In order to allow for live 2D and 3D effects on moving and zooming sports broadcast cameras, an automated and real-time pose and focal length estimation system was developed. For this purpose, the software used natural features such as pitch lines and the calibration core engine described hereafter. The software comprises the following three modules: sports pitch lines detection and labeling, real-time camera pose estimation engine, and GUI for parameter settings and feedback.
In order to avoid the use of large and cumbersome checker calibration charts for multiple camera calibration in large working volumes, a new system based on a lightweight LED wand was designed, developed, and deployed at the BBC. This system was part of a multiple-view capture, 3D reconstruction, and rendering pipeline. It comprises a 12-LED wireless calibration wand, a real-time LED detection and labeling software, and the actual camera parameter estimation. Furthermore, a plugin for the capture module has been developed, which provides real-time feedback during acquisition. I have also worked specifically on the calibration of rolling shutter CMOS cameras .
A light-weight sensor composed of an accelerometer and gyroscope was mounted in the wheel of a wheelchair for motion tracking in real-time with wireless feedback to the sports coach. Based on a physical model of the wheelchair intrinsic and global motion, the fusion of several sensors readings with a Kalman filter provides a robust motion estimation, with limited drift over time. The final solution enabled accurate displacement estimation at a limited cost, weight, and installation complexity . The system was trialled by the British Paralympic Basketball team.
I have also worked on a number of other sports such as swimming , rowing , running , climbing , and speed-skating.
While at Imperial College London, I have participated in the development of an autonomous, real-time, wireless tennis player tracker using computer vision  in collaboration with the Lawn Tennis Association (LTA). The hardware was based on a custom-built ARM-like architecture encompassing a camera and a wireless link. I worked on the firmware for autonomous tennis player tracking. It consisted of the following modules: tennis court line detection, camera calibration, background segmentation, estimation of the player on court, and micro web server for direct access.

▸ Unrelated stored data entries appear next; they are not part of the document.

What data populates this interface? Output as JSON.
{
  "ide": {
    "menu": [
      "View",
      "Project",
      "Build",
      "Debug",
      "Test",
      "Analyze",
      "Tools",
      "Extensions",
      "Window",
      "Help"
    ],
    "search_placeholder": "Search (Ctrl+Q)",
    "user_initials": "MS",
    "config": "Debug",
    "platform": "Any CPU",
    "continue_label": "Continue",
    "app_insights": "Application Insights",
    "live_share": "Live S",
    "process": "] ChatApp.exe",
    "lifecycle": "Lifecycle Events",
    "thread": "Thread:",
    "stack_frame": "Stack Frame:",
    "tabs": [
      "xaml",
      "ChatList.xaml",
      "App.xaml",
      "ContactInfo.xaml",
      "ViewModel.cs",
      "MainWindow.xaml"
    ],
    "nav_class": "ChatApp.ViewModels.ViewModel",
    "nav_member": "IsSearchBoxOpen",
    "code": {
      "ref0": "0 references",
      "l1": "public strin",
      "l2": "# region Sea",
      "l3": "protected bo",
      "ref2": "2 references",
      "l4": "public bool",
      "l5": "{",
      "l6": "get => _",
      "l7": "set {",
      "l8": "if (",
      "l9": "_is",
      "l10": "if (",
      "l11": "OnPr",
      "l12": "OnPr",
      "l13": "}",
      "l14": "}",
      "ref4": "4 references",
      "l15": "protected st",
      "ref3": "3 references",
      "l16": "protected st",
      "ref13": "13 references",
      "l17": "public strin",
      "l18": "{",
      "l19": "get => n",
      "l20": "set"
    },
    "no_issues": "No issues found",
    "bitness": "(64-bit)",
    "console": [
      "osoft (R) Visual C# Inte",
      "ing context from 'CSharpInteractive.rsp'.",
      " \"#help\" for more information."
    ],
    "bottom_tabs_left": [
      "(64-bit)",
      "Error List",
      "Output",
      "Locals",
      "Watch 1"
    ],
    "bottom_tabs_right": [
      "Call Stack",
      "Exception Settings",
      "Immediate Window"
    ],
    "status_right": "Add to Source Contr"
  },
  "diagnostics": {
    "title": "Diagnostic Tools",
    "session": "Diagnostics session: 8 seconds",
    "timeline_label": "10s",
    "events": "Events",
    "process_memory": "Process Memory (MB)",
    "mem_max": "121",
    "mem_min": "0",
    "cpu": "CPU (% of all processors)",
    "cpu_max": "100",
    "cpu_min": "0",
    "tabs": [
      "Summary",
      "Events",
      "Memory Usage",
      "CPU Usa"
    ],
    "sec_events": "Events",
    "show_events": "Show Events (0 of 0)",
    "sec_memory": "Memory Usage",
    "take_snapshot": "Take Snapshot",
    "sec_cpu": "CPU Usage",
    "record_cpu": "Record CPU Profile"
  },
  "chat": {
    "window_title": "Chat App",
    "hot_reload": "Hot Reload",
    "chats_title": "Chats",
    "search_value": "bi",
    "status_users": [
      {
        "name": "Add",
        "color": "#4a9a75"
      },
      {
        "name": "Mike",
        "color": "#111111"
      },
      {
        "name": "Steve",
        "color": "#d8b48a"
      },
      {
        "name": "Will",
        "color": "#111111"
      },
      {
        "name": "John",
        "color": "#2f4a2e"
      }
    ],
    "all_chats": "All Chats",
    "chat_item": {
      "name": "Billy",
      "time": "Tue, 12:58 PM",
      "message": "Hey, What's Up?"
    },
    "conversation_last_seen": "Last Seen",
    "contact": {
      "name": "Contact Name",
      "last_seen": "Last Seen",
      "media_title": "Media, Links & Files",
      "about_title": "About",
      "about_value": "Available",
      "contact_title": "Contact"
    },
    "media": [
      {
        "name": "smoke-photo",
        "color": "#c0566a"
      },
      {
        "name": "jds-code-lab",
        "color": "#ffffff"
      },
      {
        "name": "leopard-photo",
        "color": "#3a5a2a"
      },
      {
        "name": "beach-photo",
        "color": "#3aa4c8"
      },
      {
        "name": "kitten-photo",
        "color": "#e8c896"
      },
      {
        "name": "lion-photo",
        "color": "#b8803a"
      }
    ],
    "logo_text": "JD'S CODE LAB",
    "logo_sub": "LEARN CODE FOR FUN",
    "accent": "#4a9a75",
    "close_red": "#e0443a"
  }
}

I have worked on an immersive visualization and interaction of multidimensional archaeological data - Digital Archaeological Virtual Environment (DAVE). The aim was to help archaeologists to classify various kinds of data (text, 3D objects, sketches, images, video, ...) by rendering them onto a 3D terrain model with multiple overlays (aerial photography, maps, ...) .
Various options were included to visualise the scene under different perspectives (eg. rendering an archaeological findings density map, extrapolating the crop marks as walls, changing the sea level, ...). The application rendered on a large back-projected wall screen (6x3m), with a wireless joystick and a tracked glove to enable interaction within the scene.
I am a keen marathon and ultramarathon runner (life-is-an-ultramarathon.org) and also enjoy hiking, rock climbing, paragliding, homebrewing, and photography.
I am particularly involved in the Hardmoors race series in North Yorkshire. Aside from running it, I volunteered as marshal and race director and I have been the hardmoors110.org.uk webmaster for several years.